Illustration of a person falling in an ocean of books.

Save Your Threads

High-fidelity capture of Twitter threads as sealed PDFs.

Request a capture.

Submitting this form will open a new tab, in which your request will be processed.

The capture process should take around a minute, at the end of which the resulting sealed PDF will be ready to be downloaded.

What is this?

This site is an experiment by the Harvard Library Innovation Lab to let you download signed PDFs of Twitter URLs. Here's an example PDF we made from this tweet.

Why make a PDF archiving tool for Twitter?

There are lots of screenshots of Twitter threads going around. Some are real, some are fake. You can't tell who made them, or when they were made.

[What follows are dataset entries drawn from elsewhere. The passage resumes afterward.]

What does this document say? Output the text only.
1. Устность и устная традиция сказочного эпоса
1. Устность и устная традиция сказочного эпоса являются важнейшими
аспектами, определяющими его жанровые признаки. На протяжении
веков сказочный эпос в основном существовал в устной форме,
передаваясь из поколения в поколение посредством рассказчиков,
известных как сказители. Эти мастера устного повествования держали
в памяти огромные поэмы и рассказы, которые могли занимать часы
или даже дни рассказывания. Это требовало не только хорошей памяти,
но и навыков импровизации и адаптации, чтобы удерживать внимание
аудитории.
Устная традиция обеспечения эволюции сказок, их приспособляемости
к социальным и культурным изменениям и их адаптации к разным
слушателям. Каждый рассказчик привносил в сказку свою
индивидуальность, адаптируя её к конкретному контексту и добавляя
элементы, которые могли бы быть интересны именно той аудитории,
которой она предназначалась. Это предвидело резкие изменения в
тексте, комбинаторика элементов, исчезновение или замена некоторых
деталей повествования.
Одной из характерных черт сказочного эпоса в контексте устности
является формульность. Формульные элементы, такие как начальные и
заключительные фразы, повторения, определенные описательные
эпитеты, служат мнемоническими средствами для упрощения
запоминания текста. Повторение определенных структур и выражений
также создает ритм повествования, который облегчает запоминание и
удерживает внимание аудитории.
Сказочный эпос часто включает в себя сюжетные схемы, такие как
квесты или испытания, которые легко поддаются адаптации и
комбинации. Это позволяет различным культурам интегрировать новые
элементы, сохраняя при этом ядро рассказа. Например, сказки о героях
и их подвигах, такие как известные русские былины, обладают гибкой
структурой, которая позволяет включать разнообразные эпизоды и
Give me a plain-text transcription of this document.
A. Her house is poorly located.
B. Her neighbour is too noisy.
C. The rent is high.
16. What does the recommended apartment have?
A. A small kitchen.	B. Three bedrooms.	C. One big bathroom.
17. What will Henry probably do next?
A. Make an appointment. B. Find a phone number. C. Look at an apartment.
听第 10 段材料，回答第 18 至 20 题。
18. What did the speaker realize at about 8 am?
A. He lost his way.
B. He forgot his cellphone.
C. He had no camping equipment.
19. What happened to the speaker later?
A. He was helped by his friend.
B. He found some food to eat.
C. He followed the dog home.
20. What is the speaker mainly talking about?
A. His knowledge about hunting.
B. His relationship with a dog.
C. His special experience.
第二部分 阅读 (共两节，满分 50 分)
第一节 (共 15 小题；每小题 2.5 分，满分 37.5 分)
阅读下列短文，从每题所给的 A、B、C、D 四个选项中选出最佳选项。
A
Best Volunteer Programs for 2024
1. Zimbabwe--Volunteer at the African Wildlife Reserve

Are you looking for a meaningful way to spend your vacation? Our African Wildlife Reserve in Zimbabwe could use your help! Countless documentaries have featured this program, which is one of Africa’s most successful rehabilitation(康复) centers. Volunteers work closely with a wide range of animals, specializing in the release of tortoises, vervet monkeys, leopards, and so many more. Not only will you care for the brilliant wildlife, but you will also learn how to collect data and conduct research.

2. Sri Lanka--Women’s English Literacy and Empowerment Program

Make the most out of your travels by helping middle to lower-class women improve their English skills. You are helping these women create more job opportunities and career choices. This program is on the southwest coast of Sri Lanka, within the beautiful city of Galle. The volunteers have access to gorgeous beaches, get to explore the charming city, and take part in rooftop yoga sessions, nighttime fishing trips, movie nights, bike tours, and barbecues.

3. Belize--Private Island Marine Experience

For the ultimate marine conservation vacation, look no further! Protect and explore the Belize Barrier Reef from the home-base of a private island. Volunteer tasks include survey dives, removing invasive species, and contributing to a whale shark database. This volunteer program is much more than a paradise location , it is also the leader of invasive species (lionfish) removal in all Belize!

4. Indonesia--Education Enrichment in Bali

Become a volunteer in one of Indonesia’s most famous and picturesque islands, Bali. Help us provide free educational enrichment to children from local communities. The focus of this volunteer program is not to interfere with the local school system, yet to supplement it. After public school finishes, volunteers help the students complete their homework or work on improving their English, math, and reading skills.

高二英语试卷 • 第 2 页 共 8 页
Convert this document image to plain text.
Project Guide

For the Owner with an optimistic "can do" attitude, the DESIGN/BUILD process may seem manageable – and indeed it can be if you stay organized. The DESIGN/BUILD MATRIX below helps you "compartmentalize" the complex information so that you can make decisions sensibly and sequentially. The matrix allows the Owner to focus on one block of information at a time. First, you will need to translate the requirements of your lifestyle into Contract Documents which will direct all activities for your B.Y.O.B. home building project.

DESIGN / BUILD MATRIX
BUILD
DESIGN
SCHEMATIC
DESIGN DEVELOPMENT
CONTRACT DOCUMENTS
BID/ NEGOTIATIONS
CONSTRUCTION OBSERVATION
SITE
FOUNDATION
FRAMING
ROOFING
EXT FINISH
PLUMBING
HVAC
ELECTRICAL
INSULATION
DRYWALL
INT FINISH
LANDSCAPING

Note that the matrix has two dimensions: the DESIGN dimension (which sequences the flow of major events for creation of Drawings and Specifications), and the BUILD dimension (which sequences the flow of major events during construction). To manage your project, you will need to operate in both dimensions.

PDFs let us apply document signatures and timestamps so anyone can check, in the future, that a PDF you download with this site really came from the Harvard Library Innovation Lab and hasn't been edited.

PDFs also let us bundle in additional media as attachments. Each signed PDF currently includes all images in the page (so you can see full size images that are cropped in the PDF view), the primary video on the page if any, as well as a list of all the links on the thread and their actual destinations.

Why not make a PDF archiving tool for Twitter?

Not everything on Twitter wants to be archived! On Twitter all kinds of conversations happen at different levels of privacy in the same public space. Some tweets want to be quiet; some want to be forgotten; some are by public figures or have public impact or sentimental value and want to be kept around. Please think carefully about what you choose to preserve.

Library nerd note: societies create much more data than they can save. "Thinking carefully about what you choose to preserve" is part of the practice of archiving. By doing it, you're helping to form our shared cultural memory.

Why do you ask the reason for archiving?

At the Library Innovation Lab, we build experiments like this to explore what's most important to save in the cultural record and how we can save it. Your answer will help us understand whether this tool is serving its purpose, who it's helping, and what other features it might need. Feel free to provide as much or as little detail as you want about who you are and what you're trying to accomplish. Including the same answer each time is fine.

How do you make these PDFs (and why does it take so long)?

Twitter captures are made using open source web archiving software we're developing at the Library Innovation Lab for eventual use in our project. The software uses a headless Chrome browser to render the page as it would appear to a reader. For this experiment, we're also running custom javascript in the headless browser to remove Twitter UI and make the content easier to read.

Captures can take as long as a minute, because we scroll to load resources from the entire Twitter thread.

Why didn't my requested URL capture correctly?

If a page fails to capture correctly after a few attempts, let us know. Also note that some PDF viewers will truncate very large PDFs, so you may need to try a different viewer if the top and bottom are hidden.

Deactivating the "unfold thread" option might also give better results in certain cases.

How do I check that a PDF came from you?

See our Signature Verification Page.

Does a signature on a PDF web archive mean it's real?

Well … no. Library folks like to talk about "authenticity" and "provenance". A signature on a PDF tells you its provenance: you can prove that you really got the PDF from us, and that we couldn't have created it after a certain date. You'll then have to decide whether you trust our claim that the PDF we gave you represents a real page we saw on Twitter (and that no one else has messed with our servers). If someone else gives you a signed PDF, they're giving you a different provenance chain, and you can trace that back to decide who you're being asked to trust.

Tech nerd note: This whole trust step is needed because of something called repudiability: https web transactions are deliberately designed to be repudiable, meaning there's no way to tell as a third party after the fact whether they ever really happened. Signed HTTP exchanges are one proposal that may eventually let websites choose to publish verifiable content instead, but they aren't here yet. So for now, you're left deciding whether "" is an intermediary you want to choose to trust.

Is the code for this site available?

Yes! Code for this site is published under an open license on GitHub. We encourage you to run your own instance of the server — remembering that if you run it, you'll be the one asserting provenance of the resulting PDF files.

What is your privacy policy?

We may log requested Twitter URLs and may store cached copies of delivered archives. We also log cryptographic hashes of all PDF files delivered, in case there is a later question of authenticity. We store normal server request logs.